Da quando nel ’45 la guerra è stata sottratta alla sovranità tedesca – e non l’è mai stata restituita, nemmeno dopo la caduta del Muro, perché paradossalmente sul fronte militare l’Europa non si fida di Berlino! – l’egemonismo metabolico basale della Germania si è riconvertito alla supremazia economica perseguita come obiettivo fine a se stesso, ed effettivamente a oggi il potere tedesco sui Paesi partner dell’Unione europea è assoluto, complice anche l’inedita afasia politica dei francesi. Ma la cosa dà molta noia a Washington, e l’asse altrettanto storico degli Usa con Londra si ripropone, il protettorato americano appare da sempre ai pur insulari britannici assai preferibile a qualsiasi contaminazione vassalla con un’Europa germanocentrica.



Dunque la May ha parlato e ha detto quel che i mercati scontano da mesi, che cioè la collaborazione di Londra con l’Unione europea resterà, “sulla sicurezza, sul commercio principalmente, abbiamo molto in comune, non siamo e non saremo nemici, ma il Regno Unito uscirà dal mercato unico europeo, vuole volare da solo, senza lacci, senza regolamentazioni eccessive, senza tribunali di giustizia non sovrani, è la premessa necessaria per una ‘Global Britain'”. 

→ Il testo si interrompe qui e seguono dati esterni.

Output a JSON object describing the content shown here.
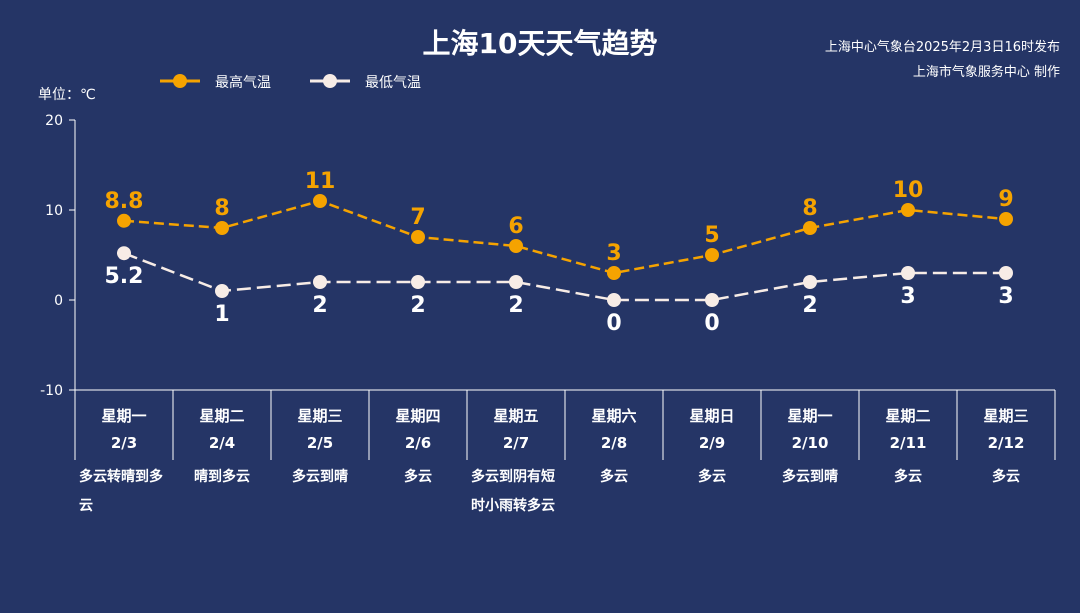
{
  "header": {
    "title": "上海10天天气趋势",
    "publish_line": "上海中心气象台2025年2月3日16时发布",
    "producer_line": "上海市气象服务中心 制作"
  },
  "chart_data": {
    "type": "line",
    "title": "上海10天天气趋势",
    "ylabel": "单位：℃",
    "ylim": [
      -10,
      20
    ],
    "yticks": [
      "20",
      "10",
      "0",
      "-10"
    ],
    "legend_position": "top-left",
    "categories": [
      "2/3",
      "2/4",
      "2/5",
      "2/6",
      "2/7",
      "2/8",
      "2/9",
      "2/10",
      "2/11",
      "2/12"
    ],
    "weekdays": [
      "星期一",
      "星期二",
      "星期三",
      "星期四",
      "星期五",
      "星期六",
      "星期日",
      "星期一",
      "星期二",
      "星期三"
    ],
    "weather": [
      "多云转晴到多云",
      "晴到多云",
      "多云到晴",
      "多云",
      "多云到阴有短时小雨转多云",
      "多云",
      "多云",
      "多云到晴",
      "多云",
      "多云"
    ],
    "series": [
      {
        "name": "最高气温",
        "color": "#f5a300",
        "values": [
          8.8,
          8,
          11,
          7,
          6,
          3,
          5,
          8,
          10,
          9
        ],
        "labels": [
          "8.8",
          "8",
          "11",
          "7",
          "6",
          "3",
          "5",
          "8",
          "10",
          "9"
        ]
      },
      {
        "name": "最低气温",
        "color": "#f7ece6",
        "values": [
          5.2,
          1,
          2,
          2,
          2,
          0,
          0,
          2,
          3,
          3
        ],
        "labels": [
          "5.2",
          "1",
          "2",
          "2",
          "2",
          "0",
          "0",
          "2",
          "3",
          "3"
        ]
      }
    ]
  }
}
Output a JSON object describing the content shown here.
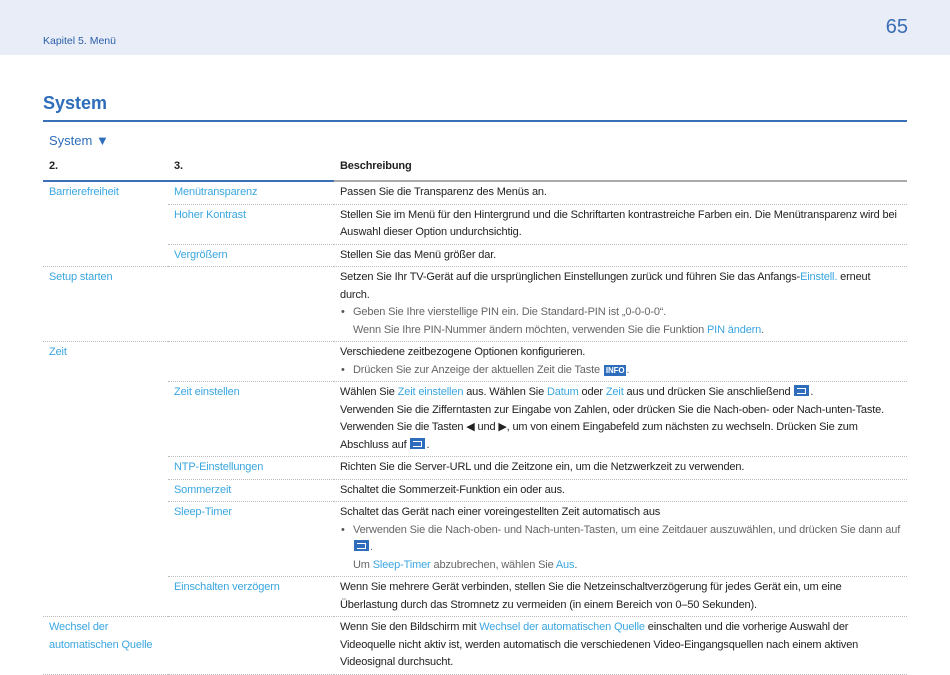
{
  "header": {
    "chapter": "Kapitel 5. Menü",
    "page_number": "65"
  },
  "title": "System",
  "subtitle": "System ▼",
  "table": {
    "headers": [
      "2.",
      "3.",
      "Beschreibung"
    ],
    "rows": [
      {
        "c1": "Barrierefreiheit",
        "c2": "Menütransparenz",
        "desc": [
          {
            "p": [
              [
                "Passen Sie die Transparenz des Menüs an.",
                "t"
              ]
            ]
          }
        ]
      },
      {
        "c1": "",
        "c2": "Hoher Kontrast",
        "desc": [
          {
            "p": [
              [
                "Stellen Sie im Menü für den Hintergrund und die Schriftarten kontrastreiche Farben ein. Die Menütransparenz wird bei Auswahl dieser Option undurchsichtig.",
                "t"
              ]
            ]
          }
        ]
      },
      {
        "c1": "",
        "c2": "Vergrößern",
        "desc": [
          {
            "p": [
              [
                "Stellen Sie das Menü größer dar.",
                "t"
              ]
            ]
          }
        ],
        "end": true
      },
      {
        "c1": "Setup starten",
        "c2": "",
        "desc": [
          {
            "p": [
              [
                "Setzen Sie Ihr TV-Gerät auf die ursprünglichen Einstellungen zurück und führen Sie das Anfangs-",
                "t"
              ],
              [
                "Einstell.",
                "l"
              ],
              [
                " erneut durch.",
                "t"
              ]
            ]
          },
          {
            "b": [
              [
                "Geben Sie Ihre vierstellige PIN ein. Die Standard-PIN ist „0-0-0-0“.",
                "t"
              ]
            ],
            "b2": [
              [
                "Wenn Sie Ihre PIN-Nummer ändern möchten, verwenden Sie die Funktion ",
                "t"
              ],
              [
                "PIN ändern",
                "l"
              ],
              [
                ".",
                "t"
              ]
            ]
          }
        ]
      },
      {
        "c1": "Zeit",
        "c2": "",
        "desc": [
          {
            "p": [
              [
                "Verschiedene zeitbezogene Optionen konfigurieren.",
                "t"
              ]
            ]
          },
          {
            "b": [
              [
                "Drücken Sie zur Anzeige der aktuellen Zeit die Taste ",
                "t"
              ],
              [
                "INFO",
                "i"
              ],
              [
                ".",
                "t"
              ]
            ]
          }
        ],
        "noc1": true
      },
      {
        "c1": "",
        "c2": "Zeit einstellen",
        "desc": [
          {
            "p": [
              [
                "Wählen Sie ",
                "t"
              ],
              [
                "Zeit einstellen",
                "l"
              ],
              [
                " aus. Wählen Sie ",
                "t"
              ],
              [
                "Datum",
                "l"
              ],
              [
                " oder ",
                "t"
              ],
              [
                "Zeit",
                "l"
              ],
              [
                " aus und drücken Sie anschließend ",
                "t"
              ],
              [
                "enter-key",
                "k"
              ],
              [
                ".",
                "t"
              ]
            ]
          },
          {
            "p": [
              [
                "Verwenden Sie die Zifferntasten zur Eingabe von Zahlen, oder drücken Sie die Nach-oben- oder Nach-unten-Taste.",
                "t"
              ]
            ]
          },
          {
            "p": [
              [
                "Verwenden Sie die Tasten ◀ und ▶, um von einem Eingabefeld zum nächsten zu wechseln. Drücken Sie zum Abschluss auf ",
                "t"
              ],
              [
                "enter-key",
                "k"
              ],
              [
                ".",
                "t"
              ]
            ]
          }
        ]
      },
      {
        "c1": "",
        "c2": "NTP-Einstellungen",
        "desc": [
          {
            "p": [
              [
                "Richten Sie die Server-URL und die Zeitzone ein, um die Netzwerkzeit zu verwenden.",
                "t"
              ]
            ]
          }
        ]
      },
      {
        "c1": "",
        "c2": "Sommerzeit",
        "desc": [
          {
            "p": [
              [
                "Schaltet die Sommerzeit-Funktion ein oder aus.",
                "t"
              ]
            ]
          }
        ]
      },
      {
        "c1": "",
        "c2": "Sleep-Timer",
        "desc": [
          {
            "p": [
              [
                "Schaltet das Gerät nach einer voreingestellten Zeit automatisch aus",
                "t"
              ]
            ]
          },
          {
            "b": [
              [
                "Verwenden Sie die Nach-oben- und Nach-unten-Tasten, um eine Zeitdauer auszuwählen, und drücken Sie dann auf ",
                "t"
              ],
              [
                "enter-key",
                "k"
              ],
              [
                ".",
                "t"
              ]
            ],
            "b2": [
              [
                "Um ",
                "t"
              ],
              [
                "Sleep-Timer",
                "l"
              ],
              [
                " abzubrechen, wählen Sie ",
                "t"
              ],
              [
                "Aus",
                "l"
              ],
              [
                ".",
                "t"
              ]
            ]
          }
        ]
      },
      {
        "c1": "",
        "c2": "Einschalten verzögern",
        "desc": [
          {
            "p": [
              [
                "Wenn Sie mehrere Gerät verbinden, stellen Sie die Netzeinschaltverzögerung für jedes Gerät ein, um eine Überlastung durch das Stromnetz zu vermeiden (in einem Bereich von 0–50 Sekunden).",
                "t"
              ]
            ]
          }
        ],
        "end": true
      },
      {
        "c1": "Wechsel der automatischen Quelle",
        "c2": "",
        "desc": [
          {
            "p": [
              [
                "Wenn Sie den Bildschirm mit ",
                "t"
              ],
              [
                "Wechsel der automatischen Quelle",
                "l"
              ],
              [
                " einschalten und die vorherige Auswahl der Videoquelle nicht aktiv ist, werden automatisch die verschiedenen Video-Eingangsquellen nach einem aktiven Videosignal durchsucht.",
                "t"
              ]
            ]
          }
        ],
        "end": true
      }
    ]
  }
}
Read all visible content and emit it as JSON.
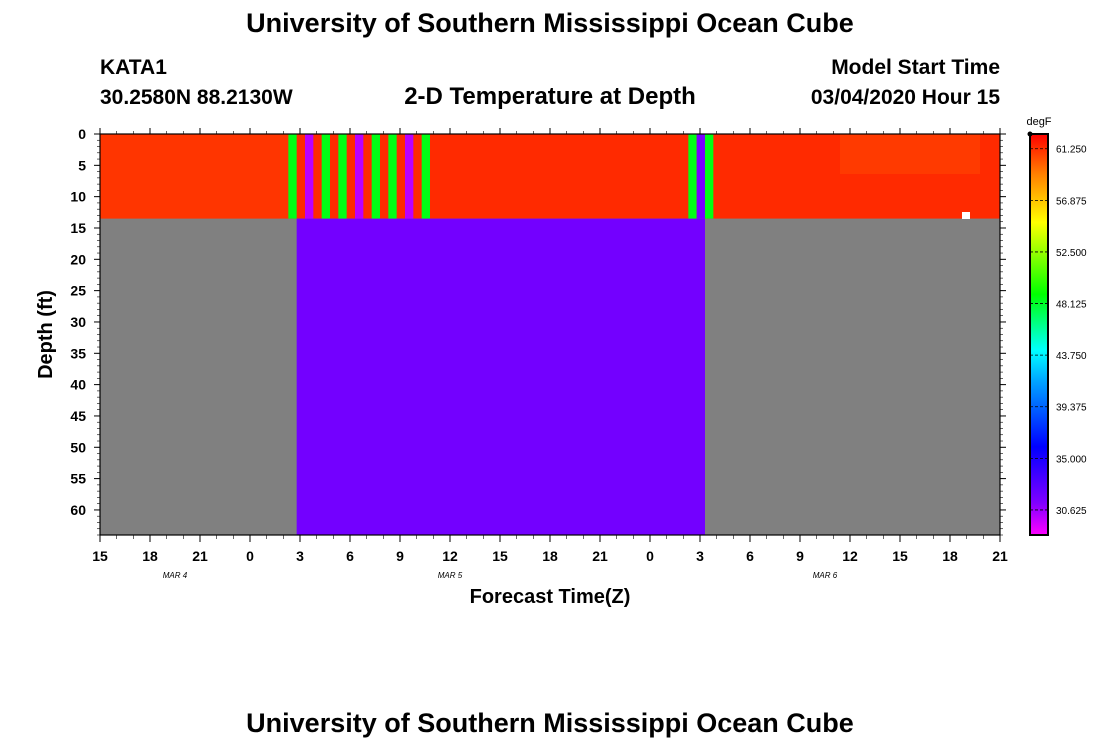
{
  "header": {
    "title": "University of Southern Mississippi Ocean Cube",
    "station": "KATA1",
    "coords": "30.2580N 88.2130W",
    "plot_title": "2-D Temperature at Depth",
    "model_label": "Model Start Time",
    "model_time": "03/04/2020 Hour 15"
  },
  "footer": {
    "title": "University of Southern Mississippi Ocean Cube"
  },
  "colors": {
    "no_data": "#808080",
    "surface_warm": "#ff2a00",
    "low_temp_fill": "#7300ff",
    "bar_green": "#22ee11",
    "bar_magenta": "#dd11ff"
  },
  "chart_data": {
    "type": "heatmap",
    "title": "2-D Temperature at Depth",
    "xlabel": "Forecast Time(Z)",
    "ylabel": "Depth (ft)",
    "x_tick_labels": [
      "15",
      "18",
      "21",
      "0",
      "3",
      "6",
      "9",
      "12",
      "15",
      "18",
      "21",
      "0",
      "3",
      "6",
      "9",
      "12",
      "15",
      "18",
      "21"
    ],
    "date_labels": [
      "MAR 4",
      "MAR 5",
      "MAR 6"
    ],
    "y_tick_labels": [
      "0",
      "5",
      "10",
      "15",
      "20",
      "25",
      "30",
      "35",
      "40",
      "45",
      "50",
      "55",
      "60"
    ],
    "ylim": [
      0,
      64
    ],
    "colorbar": {
      "unit": "degF",
      "labels": [
        "61.250",
        "56.875",
        "52.500",
        "48.125",
        "43.750",
        "39.375",
        "35.000",
        "30.625"
      ],
      "min": 28.5,
      "max": 62.5
    },
    "surface_layer": {
      "depth_ft": [
        0,
        13.5
      ],
      "temp_degF": 61.5,
      "start_hours": 0,
      "end_hours": 54
    },
    "deep_layer": {
      "depth_ft": [
        13.5,
        64
      ],
      "temp_degF": 31.5,
      "start_hours": 11.8,
      "end_hours": 36.3
    },
    "anomaly_bars": [
      {
        "start_hours": 11.3,
        "end_hours": 11.8,
        "temp_degF": 48.5
      },
      {
        "start_hours": 12.3,
        "end_hours": 12.8,
        "temp_degF": 30.0
      },
      {
        "start_hours": 13.3,
        "end_hours": 13.8,
        "temp_degF": 48.5
      },
      {
        "start_hours": 14.3,
        "end_hours": 14.8,
        "temp_degF": 48.5
      },
      {
        "start_hours": 15.3,
        "end_hours": 15.8,
        "temp_degF": 30.0
      },
      {
        "start_hours": 16.3,
        "end_hours": 16.8,
        "temp_degF": 48.5
      },
      {
        "start_hours": 17.3,
        "end_hours": 17.8,
        "temp_degF": 48.5
      },
      {
        "start_hours": 18.3,
        "end_hours": 18.8,
        "temp_degF": 30.0
      },
      {
        "start_hours": 19.3,
        "end_hours": 19.8,
        "temp_degF": 48.5
      },
      {
        "start_hours": 35.3,
        "end_hours": 35.8,
        "temp_degF": 48.5
      },
      {
        "start_hours": 35.8,
        "end_hours": 36.3,
        "temp_degF": 31.5
      },
      {
        "start_hours": 36.3,
        "end_hours": 36.8,
        "temp_degF": 48.5
      }
    ]
  }
}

Dunque il mercato unico europeo non interessa alla May, la libera circolazione di merci, servizi, capitali e persone non interessa al governo britannico. Importante sottolineare che in queste ore convulse i dati economici britannici sono stati positivi, addirittura la sterlina si è rivalutata sul dollaro. I mercati danno fiducia. 

E si può scommettere che in questo nuovo corso della politica estera americana la sponda britannica farà comodo a Trump e quella statunitense aiuterà Londra a trasformare la Brexit in un successo. Il nuovo isolamento tedesco si coronerà con l’abrogazione delle sanzioni alla Russia, e una nuova Yalta, costruita sui dollari e non sui cannoni, rivedrà seduti fianco a fianco i leader di New York, Mosca e Londra. Peggio per gli europei, che hanno di nuovo piegato la testa a Berlino.